Permuplate — OOPath: Walking the Object Graph
Date: 2026-04-06 Type: phase-update
Part 11 of the Permuplate development series.
What I was trying to achieve: correlated traversal in a cross-product engine
OOPath is XPath for Java object graphs. A Library fact traverses into rooms(), then each room into books(), filtering at each step. The result — a Tuple3<Library, Room, Book> — joins back into the outer rule chain as a new typed fact.
The chain needs to stay fully typed. Calling path3() on a Join1Second<END, DS, Library> should produce a builder that knows the root type, tracks the new type parameters introduced by the traversal, and returns the right JoinNFirst at the end.
path3() instead of path().path().path().end()
The obvious API for variable-depth traversal is a single path() method that chains and terminates with end(). I chose fixed-arity methods instead — path2() through path6().
The reason is readability. Changing the number on the method name is less noise than adding end() at the tail, and it makes the depth visible at a glance. You can scan a rule and immediately see how deep the traversal goes without counting .path() calls. I believed that made the intent clearer, especially once paths start combining with outer joins and scope constraints.
Three ways to execute a correlated traversal
The existing matchedTuples() treats all sources as independent — cross-products them. OOPath breaks that assumption. Each child collection depends on the current parent fact. You can’t cross-product a correlated source.
Claude and I worked through three options. Option A: add a separate pipeline to RuleDefinition (ooPathRootIndex + ooPathSteps), with matchedTuples() switching to correlated mode when it’s set. Option B: generalise TupleSource to accept the current partial fact array, so OOPath sources fit naturally into the existing pipeline. Option C: pre-compute a lazy executor in the PathN builders; RuleDefinition stays completely unchanged.
Option B was the most elegant. We rejected it — making TupleSource correlated would touch every existing source, even ones that will never need it. Option C was appealing but made execution timing opaque. We chose Option A: purely additive, zero changes to TupleSource, fires only when ooPathRootIndex >= 0.

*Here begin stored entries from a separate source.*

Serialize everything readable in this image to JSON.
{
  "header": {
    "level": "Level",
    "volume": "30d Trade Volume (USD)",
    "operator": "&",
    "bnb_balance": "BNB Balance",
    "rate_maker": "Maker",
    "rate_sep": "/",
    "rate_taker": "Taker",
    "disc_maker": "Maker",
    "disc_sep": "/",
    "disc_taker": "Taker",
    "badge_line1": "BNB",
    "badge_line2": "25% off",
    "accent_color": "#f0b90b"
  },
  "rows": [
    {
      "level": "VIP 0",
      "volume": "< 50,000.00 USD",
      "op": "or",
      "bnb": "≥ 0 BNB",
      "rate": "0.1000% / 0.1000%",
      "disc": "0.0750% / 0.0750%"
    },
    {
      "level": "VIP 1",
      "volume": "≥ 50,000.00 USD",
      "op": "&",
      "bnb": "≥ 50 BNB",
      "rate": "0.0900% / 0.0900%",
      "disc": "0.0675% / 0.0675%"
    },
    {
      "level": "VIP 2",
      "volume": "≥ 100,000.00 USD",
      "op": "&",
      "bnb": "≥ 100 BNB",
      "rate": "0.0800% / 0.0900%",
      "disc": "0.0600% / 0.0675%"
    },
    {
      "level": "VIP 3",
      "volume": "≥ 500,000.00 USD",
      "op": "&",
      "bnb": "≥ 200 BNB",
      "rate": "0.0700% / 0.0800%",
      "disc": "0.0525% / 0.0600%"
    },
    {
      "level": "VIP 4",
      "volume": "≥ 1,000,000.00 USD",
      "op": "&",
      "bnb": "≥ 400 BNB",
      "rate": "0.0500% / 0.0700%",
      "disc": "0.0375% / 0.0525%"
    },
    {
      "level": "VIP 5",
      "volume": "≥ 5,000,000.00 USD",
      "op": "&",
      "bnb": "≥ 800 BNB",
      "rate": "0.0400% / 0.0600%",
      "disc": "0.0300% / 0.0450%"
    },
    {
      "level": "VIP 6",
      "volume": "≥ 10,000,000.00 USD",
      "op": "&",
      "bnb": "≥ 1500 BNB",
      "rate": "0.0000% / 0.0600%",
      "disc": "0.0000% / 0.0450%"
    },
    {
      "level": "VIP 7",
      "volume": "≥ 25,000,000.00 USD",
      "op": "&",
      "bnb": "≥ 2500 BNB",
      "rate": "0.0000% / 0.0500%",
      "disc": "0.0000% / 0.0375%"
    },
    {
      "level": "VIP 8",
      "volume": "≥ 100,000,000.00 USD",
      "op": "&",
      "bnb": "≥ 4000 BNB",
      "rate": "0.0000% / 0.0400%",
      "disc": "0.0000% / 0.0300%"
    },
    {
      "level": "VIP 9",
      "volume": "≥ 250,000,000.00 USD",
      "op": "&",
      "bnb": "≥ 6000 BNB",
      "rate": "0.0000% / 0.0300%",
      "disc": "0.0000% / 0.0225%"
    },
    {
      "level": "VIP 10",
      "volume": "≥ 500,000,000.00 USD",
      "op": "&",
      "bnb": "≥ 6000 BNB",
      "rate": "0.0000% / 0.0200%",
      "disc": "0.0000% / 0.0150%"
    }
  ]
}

Why inheritance, not records: the mutable tuple
path3() produces a Tuple3<Library, Room, Book>. The traversal populates it step by step — root first, then each child as it passes the filter. Records are immutable. You can’t half-fill a record and pass it to the next step.
BaseTuple uses an inheritance chain with mutable fields: Tuple2<A,B> extends Tuple1<A>, Tuple3<A,B,C> extends Tuple2<A,B>, and so on to Tuple6. Each adds one field and inherits the typed getters from the parent. set(int, T) populates the current slot during traversal; getA(), getB() etc. give typed access throughout.

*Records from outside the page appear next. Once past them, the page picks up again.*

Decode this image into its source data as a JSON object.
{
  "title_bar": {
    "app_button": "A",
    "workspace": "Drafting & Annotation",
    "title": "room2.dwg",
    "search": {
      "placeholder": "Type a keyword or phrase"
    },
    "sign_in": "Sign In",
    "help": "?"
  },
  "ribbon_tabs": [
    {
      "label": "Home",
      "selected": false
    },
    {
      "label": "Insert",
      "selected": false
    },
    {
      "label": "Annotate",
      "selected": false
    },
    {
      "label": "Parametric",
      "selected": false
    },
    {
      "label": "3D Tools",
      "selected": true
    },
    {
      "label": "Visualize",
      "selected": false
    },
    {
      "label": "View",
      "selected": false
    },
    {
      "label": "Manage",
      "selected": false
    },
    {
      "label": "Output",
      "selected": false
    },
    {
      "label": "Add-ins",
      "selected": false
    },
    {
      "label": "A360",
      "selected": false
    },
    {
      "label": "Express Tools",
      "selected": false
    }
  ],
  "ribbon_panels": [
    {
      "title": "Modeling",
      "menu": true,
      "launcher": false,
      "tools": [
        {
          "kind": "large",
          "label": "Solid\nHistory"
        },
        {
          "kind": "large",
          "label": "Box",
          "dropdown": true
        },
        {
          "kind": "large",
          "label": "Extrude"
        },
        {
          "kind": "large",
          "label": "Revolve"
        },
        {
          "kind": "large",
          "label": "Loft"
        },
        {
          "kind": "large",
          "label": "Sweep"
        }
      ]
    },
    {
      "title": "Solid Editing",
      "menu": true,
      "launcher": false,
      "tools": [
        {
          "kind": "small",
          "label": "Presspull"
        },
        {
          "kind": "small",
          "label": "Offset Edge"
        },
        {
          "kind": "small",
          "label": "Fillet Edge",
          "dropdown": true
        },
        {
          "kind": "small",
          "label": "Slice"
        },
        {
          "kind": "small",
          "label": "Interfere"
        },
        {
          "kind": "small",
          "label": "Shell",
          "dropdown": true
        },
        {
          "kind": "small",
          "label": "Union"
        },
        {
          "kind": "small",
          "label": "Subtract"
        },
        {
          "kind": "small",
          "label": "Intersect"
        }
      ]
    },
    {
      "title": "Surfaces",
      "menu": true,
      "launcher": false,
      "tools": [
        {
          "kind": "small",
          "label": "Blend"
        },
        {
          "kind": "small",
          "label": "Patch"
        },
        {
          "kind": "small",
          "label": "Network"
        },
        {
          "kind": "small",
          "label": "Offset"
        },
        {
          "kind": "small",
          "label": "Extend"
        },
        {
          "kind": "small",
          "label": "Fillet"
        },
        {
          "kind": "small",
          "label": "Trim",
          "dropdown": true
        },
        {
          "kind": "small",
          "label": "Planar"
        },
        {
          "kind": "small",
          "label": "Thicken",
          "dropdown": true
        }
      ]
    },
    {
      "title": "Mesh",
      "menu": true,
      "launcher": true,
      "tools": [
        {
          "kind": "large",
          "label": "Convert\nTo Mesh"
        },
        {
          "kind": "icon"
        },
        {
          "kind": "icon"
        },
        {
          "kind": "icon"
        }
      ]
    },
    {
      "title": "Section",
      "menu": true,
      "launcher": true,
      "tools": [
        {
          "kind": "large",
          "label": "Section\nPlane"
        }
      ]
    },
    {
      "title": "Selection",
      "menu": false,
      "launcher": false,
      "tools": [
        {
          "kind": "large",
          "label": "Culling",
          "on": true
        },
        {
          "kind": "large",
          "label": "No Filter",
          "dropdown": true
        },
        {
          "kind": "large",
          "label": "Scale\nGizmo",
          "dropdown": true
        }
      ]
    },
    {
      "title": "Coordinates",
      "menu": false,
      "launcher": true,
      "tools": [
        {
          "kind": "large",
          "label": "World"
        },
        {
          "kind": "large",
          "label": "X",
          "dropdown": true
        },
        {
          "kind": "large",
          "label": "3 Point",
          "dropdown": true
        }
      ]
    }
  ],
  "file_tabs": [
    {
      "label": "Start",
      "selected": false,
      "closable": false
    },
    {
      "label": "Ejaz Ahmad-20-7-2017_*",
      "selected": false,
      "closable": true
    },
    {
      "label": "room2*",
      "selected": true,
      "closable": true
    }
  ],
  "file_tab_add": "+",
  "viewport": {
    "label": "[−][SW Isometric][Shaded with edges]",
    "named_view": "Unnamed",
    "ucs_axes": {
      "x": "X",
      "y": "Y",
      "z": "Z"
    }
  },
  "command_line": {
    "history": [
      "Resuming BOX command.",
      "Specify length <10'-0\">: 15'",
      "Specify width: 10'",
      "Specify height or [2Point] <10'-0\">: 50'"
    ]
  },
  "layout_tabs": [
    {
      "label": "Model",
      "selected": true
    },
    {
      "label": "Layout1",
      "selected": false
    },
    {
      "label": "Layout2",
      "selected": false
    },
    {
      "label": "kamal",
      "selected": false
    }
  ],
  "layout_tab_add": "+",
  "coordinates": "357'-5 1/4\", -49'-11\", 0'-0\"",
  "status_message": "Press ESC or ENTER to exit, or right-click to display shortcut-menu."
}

PathContext<T> wraps the tuple-in-progress and passes it to every step function and filter predicate. At step 2 of a three-level traversal, pathCtx.getTuple().getA() gives back the original Library — even while you’re filtering a Book two levels deep.
PathContext: a clean rewrite
The Drools PathContext has a buggy constructor — a switch without break statements falls through all cases, overwriting every field, then a loop overwrites everything again. I spotted this reading the Drools source before starting Phase 3b. The sandbox version is eight lines:
public class PathContext<T extends BaseTuple> {
private final T tuple;
public PathContext(T tuple) { this.tuple = tuple; }
public T getTuple() { return tuple; }
}
This sandbox exists partly as an API evolution testbed for Drools. Finding bugs in the original while building it is a side effect worth keeping.
The shared-tuple problem
executePipeline() mutates the tuple-in-progress at each depth: pathCtx.getTuple().set(stepIndex + 1, child). When a step has multiple qualifying children — three matching rooms — the loop writes each one into slot 1 before recursing deeper. By the time results come back from the second room, slot 1 has already been overwritten.

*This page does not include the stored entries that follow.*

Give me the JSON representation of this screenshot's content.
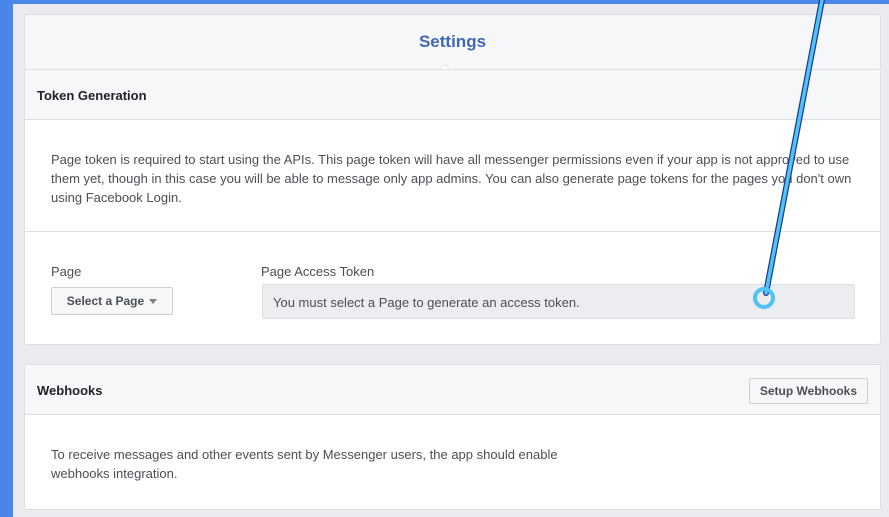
{
  "header": {
    "title": "Settings"
  },
  "token_generation": {
    "title": "Token Generation",
    "description": "Page token is required to start using the APIs. This page token will have all messenger permissions even if your app is not approved to use them yet, though in this case you will be able to message only app admins. You can also generate page tokens for the pages you don't own using Facebook Login.",
    "page_label": "Page",
    "select_label": "Select a Page",
    "token_label": "Page Access Token",
    "token_placeholder": "You must select a Page to generate an access token."
  },
  "webhooks": {
    "title": "Webhooks",
    "setup_label": "Setup Webhooks",
    "description": "To receive messages and other events sent by Messenger users, the app should enable webhooks integration."
  },
  "colors": {
    "accent": "#4a86e8",
    "pointer": "#4fc3f7",
    "link": "#4267b2"
  }
}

The fix: copy the tuple at the leaf node before adding it to the result list. Returning a reference is the bug; copyTuple() is the discipline.
@PermuteReturn at full stretch
The path2() through path6() methods needed the most complex @PermuteReturn typeArgs in the project. At i=1, path2() should produce:
public <B> Path2<Join2First<END,DS,A,B>, Tuple1<A>, A, B> path2()
Each pathN method introduces N-1 new type parameters and must thread them through the PathN builder’s four type arguments. The typeArgList JEXL function made the expressions tractable — without it, each method would have needed manually enumerated type lists rather than a single expression that evaluates correctly at every arity.
Five tests, 32 total
builder.from("libs", ctx -> ctx.libraries())
.path3()
.path((pathCtx, lib) -> lib.rooms(), (pathCtx, room) -> true)
.path((pathCtx, room) -> room.books(), (pathCtx, book) -> book.published())
.fn((ctx, lib, t) -> {});
Five OOPath tests: basic path2, two-level path3, filter at each step, PathContext cross-reference, and OOPath combined with an outer join. All passing. The sandbox is at 32 tests across Phases 1 through 3b.
Variable<T> cross-fact binding is the last major pattern before real Drools migration becomes viable.